Les ministres de la santé se suivent et leurs conseillers changent mais les représentations sociales ministérielles restent les mêmes. La loi HPST (2009) et la loi de modernisation du système de santé (2016) ont inscrit des principes généraux sur la médecine générale, les généralistes et les équipes de soins primaires, mais les effets de l'inconscient collectif sont tenaces.

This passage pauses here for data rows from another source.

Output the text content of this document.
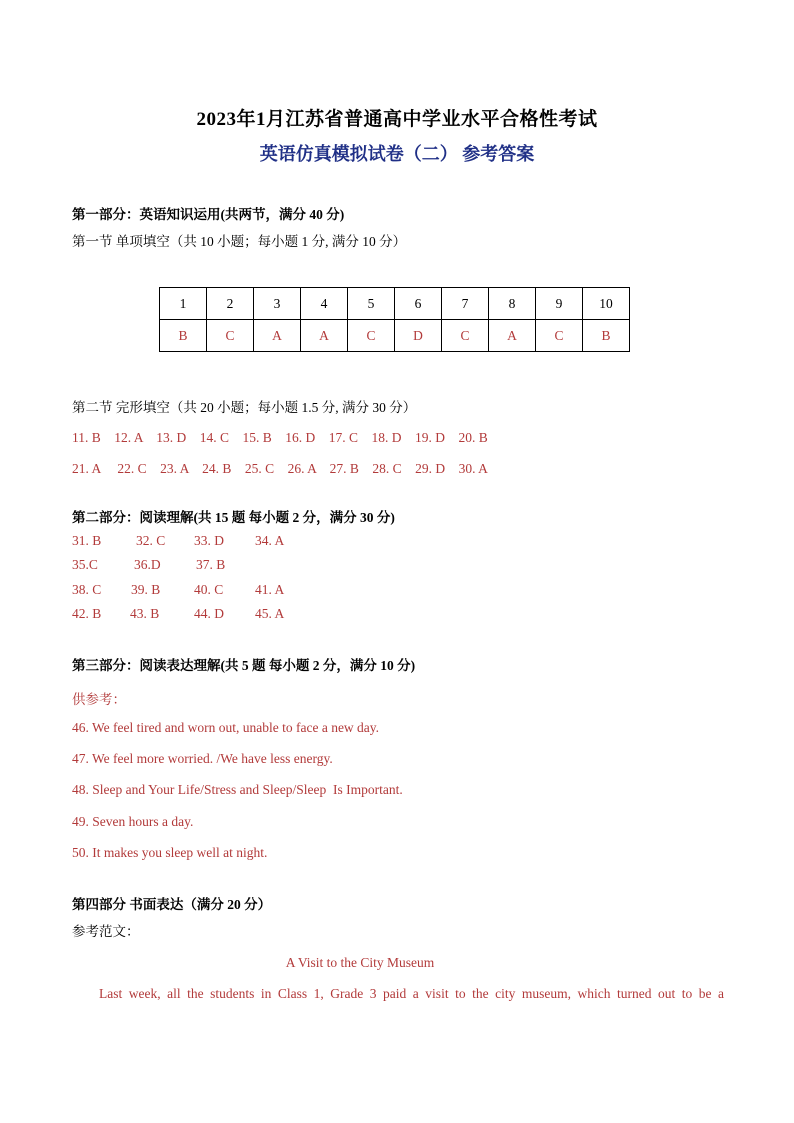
2023年1月江苏省普通高中学业水平合格性考试
英语仿真模拟试卷（二） 参考答案
第一部分：英语知识运用(共两节，满分 40 分)
第一节 单项填空（共 10 小题；每小题 1 分, 满分 10 分）
1	2	3	4	5	6	7	8	9	10
B	C	A	A	C	D	C	A	C	B
第二节 完形填空（共 20 小题；每小题 1.5 分, 满分 30 分）
11. B    12. A    13. D    14. C    15. B    16. D    17. C    18. D    19. D    20. B
21. A     22. C    23. A    24. B    25. C    26. A    27. B    28. C    29. D    30. A
第二部分：阅读理解(共 15 题 每小题 2 分，满分 30 分)
31. B	32. C 33. D 34. A
35.C	36.D	37. B
38. C 39. B 40. C 41. A
42. B 43. B	44. D 45. A
第三部分：阅读表达理解(共 5 题 每小题 2 分，满分 10 分)
供参考：
46. We feel tired and worn out, unable to face a new day.
47. We feel more worried. /We have less energy.
48. Sleep and Your Life/Stress and Sleep/Sleep  Is Important.
49. Seven hours a day.
50. It makes you sleep well at night.
第四部分 书面表达（满分 20 分）
参考范文：
A Visit to the City Museum
Last week, all the students in Class 1, Grade 3 paid a visit to the city museum, which turned out to be a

C'est en situation de crise qu’on peut mesurer la distance entre les discours et les actes. La stratégie de gestion préventive de la grippe H1N1 avait déjà disqualifié les généralistes en les tenant à distance de la gestion vaccinale : "vaccinodromes" dans divers lieux publics de type écoles ou gymnases, achats pharaoniques de stocks de vaccins. Tout cela pour un fiasco vaccinal devenu l'exemple emblématique de ce qu'il ne fallait pas faire. Cette stratégie a abouti à la disqualification des agences de l’Etat et de l'expertise mobilisée par les ministères, à l’accroissement de la controverse vaccinale et à la chute durable du taux de couverture de la vaccination contre la grippe. Confirmant ainsi les difficultés à penser et surtout agir en France face aux problèmes de santé publique

Supposée instruite de l'expérience H1N1, ayant organisé une concertation sur les freins et leviers de la vaccination, Marisol Touraine profite de l'épidémie actuelle de grippe pour confirmer que les médecins généralistes traitants sont toujours invisibles. La parole publique de la ministre de la santé reprise dans les medias dans cette période des confiseurs est claire : "Tous les hôpitaux français sont mobilisés".
Ailleurs, point de salut ...
Ce type de message désigne, légitime et banalise l'hôpital comme lieu de soins de premier recours. Il est en contradiction avec les demandes répétées du monde hospitalier de réserver et limiter les services d’accueil des urgences aux problèmes n'ayant pas trouvé une réponse ambulatoire. La gestion d'une épidémie de grippe est d'abord ambulatoire, et seul un nombre limité de situations à risques médicalement identifiées justifie l'envoi régulé vers l'hôpital.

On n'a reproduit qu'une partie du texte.